Андрей Львович застонал: в скорбящем мозгу нетерпеливо томились в очереди, требуя срочного осмысления, десятки веских причин, объясняющих непоправимое… А тем временем конкретный виновник ночного позора вел себя как избалованный пудель, который вчера, вопреки грозным приказам, отказывался даже сидеть, а сегодня без команд и надобности «служит», неутомимо стоя на задних лапах…

– Какой же ты все-таки гад! – сказал ему хозяин.

И в этот момент в дверь громко постучали.
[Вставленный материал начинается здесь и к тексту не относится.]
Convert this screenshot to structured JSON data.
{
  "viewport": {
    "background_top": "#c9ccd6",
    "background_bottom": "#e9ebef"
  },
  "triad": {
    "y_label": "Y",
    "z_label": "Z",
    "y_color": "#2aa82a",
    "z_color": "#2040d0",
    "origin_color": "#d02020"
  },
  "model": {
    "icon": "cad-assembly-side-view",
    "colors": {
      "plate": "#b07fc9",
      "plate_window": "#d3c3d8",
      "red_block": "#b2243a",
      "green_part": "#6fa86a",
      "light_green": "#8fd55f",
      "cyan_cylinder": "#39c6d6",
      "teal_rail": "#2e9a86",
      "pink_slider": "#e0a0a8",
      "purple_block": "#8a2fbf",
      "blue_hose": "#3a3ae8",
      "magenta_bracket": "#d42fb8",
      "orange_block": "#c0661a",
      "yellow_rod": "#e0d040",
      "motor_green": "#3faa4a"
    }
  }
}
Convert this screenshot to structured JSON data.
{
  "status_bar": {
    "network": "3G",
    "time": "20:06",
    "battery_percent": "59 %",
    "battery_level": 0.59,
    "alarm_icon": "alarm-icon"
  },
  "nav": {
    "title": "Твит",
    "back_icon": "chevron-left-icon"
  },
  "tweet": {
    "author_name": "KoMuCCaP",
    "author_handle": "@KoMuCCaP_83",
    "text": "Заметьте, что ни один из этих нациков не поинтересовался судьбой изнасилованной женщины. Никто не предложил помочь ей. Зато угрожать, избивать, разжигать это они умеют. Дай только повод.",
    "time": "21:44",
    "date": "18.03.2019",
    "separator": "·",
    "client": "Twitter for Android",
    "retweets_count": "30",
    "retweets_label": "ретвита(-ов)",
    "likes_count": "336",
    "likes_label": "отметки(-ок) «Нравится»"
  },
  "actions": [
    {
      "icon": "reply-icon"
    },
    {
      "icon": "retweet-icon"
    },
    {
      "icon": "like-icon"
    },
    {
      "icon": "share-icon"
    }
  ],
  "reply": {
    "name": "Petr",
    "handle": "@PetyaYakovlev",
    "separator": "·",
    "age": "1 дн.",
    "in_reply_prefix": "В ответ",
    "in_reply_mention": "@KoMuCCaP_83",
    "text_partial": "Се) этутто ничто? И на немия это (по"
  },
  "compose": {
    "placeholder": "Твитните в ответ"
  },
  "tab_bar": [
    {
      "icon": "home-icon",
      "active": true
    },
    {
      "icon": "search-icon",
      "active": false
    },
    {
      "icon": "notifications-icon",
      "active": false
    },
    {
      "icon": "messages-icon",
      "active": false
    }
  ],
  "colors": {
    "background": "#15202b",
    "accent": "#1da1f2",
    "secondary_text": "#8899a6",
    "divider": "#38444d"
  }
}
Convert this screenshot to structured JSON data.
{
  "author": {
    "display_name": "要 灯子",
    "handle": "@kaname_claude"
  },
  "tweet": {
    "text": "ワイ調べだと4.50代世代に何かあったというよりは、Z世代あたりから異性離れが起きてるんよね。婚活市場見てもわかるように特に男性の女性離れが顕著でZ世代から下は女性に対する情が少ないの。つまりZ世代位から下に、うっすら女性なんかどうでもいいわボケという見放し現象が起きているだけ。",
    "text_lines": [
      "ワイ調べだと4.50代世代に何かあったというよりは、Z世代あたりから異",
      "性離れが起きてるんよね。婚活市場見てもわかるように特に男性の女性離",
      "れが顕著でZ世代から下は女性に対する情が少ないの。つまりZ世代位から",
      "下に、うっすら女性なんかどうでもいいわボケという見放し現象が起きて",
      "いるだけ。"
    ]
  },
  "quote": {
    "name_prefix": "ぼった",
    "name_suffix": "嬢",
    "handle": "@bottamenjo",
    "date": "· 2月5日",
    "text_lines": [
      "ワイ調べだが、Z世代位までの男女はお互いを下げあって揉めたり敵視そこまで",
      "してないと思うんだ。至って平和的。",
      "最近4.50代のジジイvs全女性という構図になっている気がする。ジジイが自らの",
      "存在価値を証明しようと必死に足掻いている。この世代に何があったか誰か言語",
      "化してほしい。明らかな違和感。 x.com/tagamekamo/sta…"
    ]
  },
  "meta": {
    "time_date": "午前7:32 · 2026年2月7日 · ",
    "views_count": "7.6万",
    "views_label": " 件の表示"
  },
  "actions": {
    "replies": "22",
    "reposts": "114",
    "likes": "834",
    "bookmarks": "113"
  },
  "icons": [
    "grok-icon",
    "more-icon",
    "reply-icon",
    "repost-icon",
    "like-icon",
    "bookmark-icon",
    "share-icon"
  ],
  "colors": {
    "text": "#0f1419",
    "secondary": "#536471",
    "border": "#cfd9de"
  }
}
Кокотов затаился в постели, вспоминая, заперся он или нет. Больше всего не хотелось, чтобы перед деловым отъездом в Москву к нему зашла разочарованная и прекрасная Наталья Павловна – проведать неудачника. И бедняга на всякий случай приготовил на лице выражение скорбной самоиронии – таким пользуются пьяницы, чтобы с достоинством показаться на людях после дебоша, оставшегося в трезвой памяти в виде тошноты и гнусно мятущихся теней.

Но в комнату, не дождавшись отзыва, вошел Жарынин, неся в руках поднос с завтраком. Набрякшие мешки под глазами, крапчатый румянец на щеках да капельки пота на лысине – вот, пожалуй, и все, что напоминало о застольном геополитическом поединке, чуть не сведшем в могилу Розенблюменко и молодого его соратника Пержхайло. Игровод был бодр, решителен и полон лихорадочной энергии.

– Ешьте! Вам нужны силы! – сказал он, ставя поднос на тумбочку. – Татьяна навалила двойную порцию. Поздравляю!

– С чем?

– Как это – с чем? Все «Ипокренино» только и говорит про вашу ночь с Лапузиной! Экий вы, оказывается, чреслоугодник! – Жарынин погрозил соавтору пальцем, заклеенным пластырем.

– В каком смысле? – прошептал Кокотов, заподозрив, что его мужская неуспешность стала известна широкой старческой общественности.

– Не прикидывайтесь! Ящик и Злата засекли, как вы уползали от нее под утро. Старый комсомолец Бездынько клянется, что таких шумных объятий не слышал со времен своей молодости. А он ее провел в общаге Литературного института. Тот еще бордель! Проще сохранить невинность в турпоходе, чем там! Дед даже стихи сочинил. Слушайте:

Скрипела за стеной кровать,

И громко женщина стонала,

И стал я юность вспоминать,

Когда всего мне было мало,

Когда я был неутомим,

Кутил – и не считал стаканов,

В подруг врубался, как Стаханов,

Отбойным молотком своим…

По-моему, я что-то перепутал, дальше не помню, но он вам сам обязательно прочтет!

– Похоже на Грешко…

– Кто такой? Почему не знаю? – удивился режиссер.

– Не «такой», а «такая». А почему вы не знаете самую знаменитую современную поэтессу Ангелину Грешко, я ответить затрудняюсь. Видимо, вы ленивы и нелюбопытны! – с запозданием поквитался писодей.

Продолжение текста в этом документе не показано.